À travers l’Europe/Volume 1/De Manchester à Londres

P.-G. Delisle (1p. 103-107).








L’ANGLETERRE

L’ANGLETERRE


I

DE MANCHESTER À LONDRES.



PLUSIEURS chemins mènent à Londres ; mais l’Angleterre étant le pays de l’Europe où le commerce et l’industrie ont atteint le plus vaste développement, il me semble que Manchester est la porte convenable pour y entrer.

C’est donc par Manchester que nous faisons connaissance avec la mère-patrie. Quelle fourmillière de manufactures ! Quelle forêt de cheminées ! Quel enfer de fournaux vomissant la flamme et la fumée !

Est-ce l’antique Babel dont on veut recommencer la construction ? Sont-ce les forges des Titans que ces longs édifices de briques couverts en tôle et d’où sort un bruit de fer ?

Non, c’est l’usine, l’usine horrible avec son mouvement monotone, avec ses murs noircis et humides, avec ses machines qui semblent vivre et ses ouvriers qui semblent des machines, avec ses obélisques de brique qui portent jusque dans les nuages la noire fumée qu’elle exhale.

C’est ici que l’on peut voir jusqu’où peut aller la puissance de l’homme sur la matière. Il ne peut pas la créer pas plus qu’elle n’a pu se créer elle-même, mais il s’en rend maître, il la façonne, il la transforme, il la change, il l’adapte à ses besoins, et lui fait produire ce qu’il ne pourrait pas faire lui-même.

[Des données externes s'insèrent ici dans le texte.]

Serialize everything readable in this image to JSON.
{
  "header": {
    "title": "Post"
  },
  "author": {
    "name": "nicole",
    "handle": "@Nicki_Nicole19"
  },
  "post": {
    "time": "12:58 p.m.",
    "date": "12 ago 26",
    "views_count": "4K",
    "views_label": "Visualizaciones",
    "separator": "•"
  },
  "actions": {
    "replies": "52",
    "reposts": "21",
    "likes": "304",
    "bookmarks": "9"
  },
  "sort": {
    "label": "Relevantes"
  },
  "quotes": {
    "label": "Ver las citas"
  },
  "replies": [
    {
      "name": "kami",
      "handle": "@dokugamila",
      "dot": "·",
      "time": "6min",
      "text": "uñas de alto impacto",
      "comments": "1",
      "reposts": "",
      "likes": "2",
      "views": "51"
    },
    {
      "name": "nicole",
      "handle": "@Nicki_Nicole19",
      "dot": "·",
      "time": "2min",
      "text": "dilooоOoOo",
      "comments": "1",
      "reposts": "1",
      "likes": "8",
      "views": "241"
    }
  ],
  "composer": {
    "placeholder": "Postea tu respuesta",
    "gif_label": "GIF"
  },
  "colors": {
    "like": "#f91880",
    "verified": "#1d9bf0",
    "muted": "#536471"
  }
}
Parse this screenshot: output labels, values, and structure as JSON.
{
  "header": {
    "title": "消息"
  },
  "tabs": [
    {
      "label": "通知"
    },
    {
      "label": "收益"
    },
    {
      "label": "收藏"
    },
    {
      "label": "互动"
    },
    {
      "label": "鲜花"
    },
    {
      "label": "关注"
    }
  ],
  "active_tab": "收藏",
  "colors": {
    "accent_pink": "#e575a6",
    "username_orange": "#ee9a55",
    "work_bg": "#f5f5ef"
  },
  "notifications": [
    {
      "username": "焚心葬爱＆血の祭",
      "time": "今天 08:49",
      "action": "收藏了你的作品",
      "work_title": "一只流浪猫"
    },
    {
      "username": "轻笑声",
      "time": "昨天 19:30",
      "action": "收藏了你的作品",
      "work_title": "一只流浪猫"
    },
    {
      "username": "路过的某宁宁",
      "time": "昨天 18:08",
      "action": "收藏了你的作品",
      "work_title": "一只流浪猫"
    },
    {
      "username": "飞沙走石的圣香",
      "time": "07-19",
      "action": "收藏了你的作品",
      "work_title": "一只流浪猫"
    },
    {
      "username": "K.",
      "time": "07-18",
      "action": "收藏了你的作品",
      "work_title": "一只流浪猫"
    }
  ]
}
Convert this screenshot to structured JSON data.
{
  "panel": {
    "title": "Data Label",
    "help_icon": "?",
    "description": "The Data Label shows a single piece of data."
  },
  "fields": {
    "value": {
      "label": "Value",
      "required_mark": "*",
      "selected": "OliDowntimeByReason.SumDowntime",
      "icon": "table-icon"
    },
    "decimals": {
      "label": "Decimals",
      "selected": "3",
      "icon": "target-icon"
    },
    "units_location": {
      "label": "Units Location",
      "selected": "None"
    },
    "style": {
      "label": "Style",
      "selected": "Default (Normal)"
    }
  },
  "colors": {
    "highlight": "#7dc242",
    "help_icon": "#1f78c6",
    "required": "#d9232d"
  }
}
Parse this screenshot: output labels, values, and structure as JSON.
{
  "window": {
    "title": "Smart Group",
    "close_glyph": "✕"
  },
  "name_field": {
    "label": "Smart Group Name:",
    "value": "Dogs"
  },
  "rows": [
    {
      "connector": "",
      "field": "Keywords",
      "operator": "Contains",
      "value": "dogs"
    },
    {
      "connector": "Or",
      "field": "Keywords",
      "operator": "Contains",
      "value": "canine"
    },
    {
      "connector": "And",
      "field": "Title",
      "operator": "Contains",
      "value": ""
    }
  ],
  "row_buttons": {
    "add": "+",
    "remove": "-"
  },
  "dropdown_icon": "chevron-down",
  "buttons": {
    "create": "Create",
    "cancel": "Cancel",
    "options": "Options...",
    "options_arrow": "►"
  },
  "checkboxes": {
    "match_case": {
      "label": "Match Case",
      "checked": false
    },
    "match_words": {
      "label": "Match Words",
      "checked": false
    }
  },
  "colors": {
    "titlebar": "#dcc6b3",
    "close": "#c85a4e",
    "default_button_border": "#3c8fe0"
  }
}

Admirable économie de la Providence qui produirait bien des merveilles, si l’homme savait rapporter au Créateur de toutes choses l’hommage de ses œuvres, et s’il n’en venait pas à croire que tout est matière, et que la matière est Dieu ! Hélas comment comprendre que l’homme, fait si grand, travaille à se rapetisser ainsi lui-même ?

Ces réflexions, et bien d’autres qui ne valaient pas mieux, roulaient dans mon cerveau, lorsque je visitai les Mayfield Point Works Ordsall Mills qui sont, paraît-il, les plus vastes manufactures du monde.

Il n’y a pas de doute que leurs proportions et leurs travaux étonnent. Mais je n’ai à aucun degré la bosse de l’industrie, et si elle peut quelquefois m’étonner, elle ne réussit jamais à m’émouvoir.

Manchester est une ville qui grandit beaucoup, et qui depuis quelques années vise même à s’embellir.

Elle a des édifices publics qui sont très beaux. Le New Town Hall, l’Exchange et les Assizes Courts ont vraiment du style, et je crois que les artistes ne leur ménageraient pas les éloges. Mais à part ces monuments dont Manchester est très fière, je ne vois pas pourquoi je m’arrêterais plus longtemps dans la Métropole du Coton. Je n’ai pas le génie d’un de mes compatriotes anglais, qui ne voit rien d’intéressant en dehors des affaires, et qui me demandait dernièrement si Rome est une belle place de commerce.

Saluons donc la ville du premier Sir Robert Peel, qui fut l’un de ses principaux manufacturiers, et filons vers Londres.

L’Express-train qui nous emporte avec une vitesse de 60 milles à l’heure nous permet à peine de jeter un coup d’œil sur Stafford qui a beaucoup de tanneries et de fabriques de bottes — deux industries qui ne vont pas mal ensemble — Lichfield, renommée par sa bière, qu’elle a le tort de ne pas servir gratis aux touristes — et Coventry où siégea pendant la guerre des Doux-Roses un parlement qu’on a surnommé diabolique, comme s’il n’y avait pas d’autres parlements où le diable fait passer ses lois.

La nuit est venue, quand des milliers de lumières scintillant dans le lointain nous avertissent que nous arrivons dans la plus grande ville du monde.

A 10 heures nous descendions au Langham Hôtel.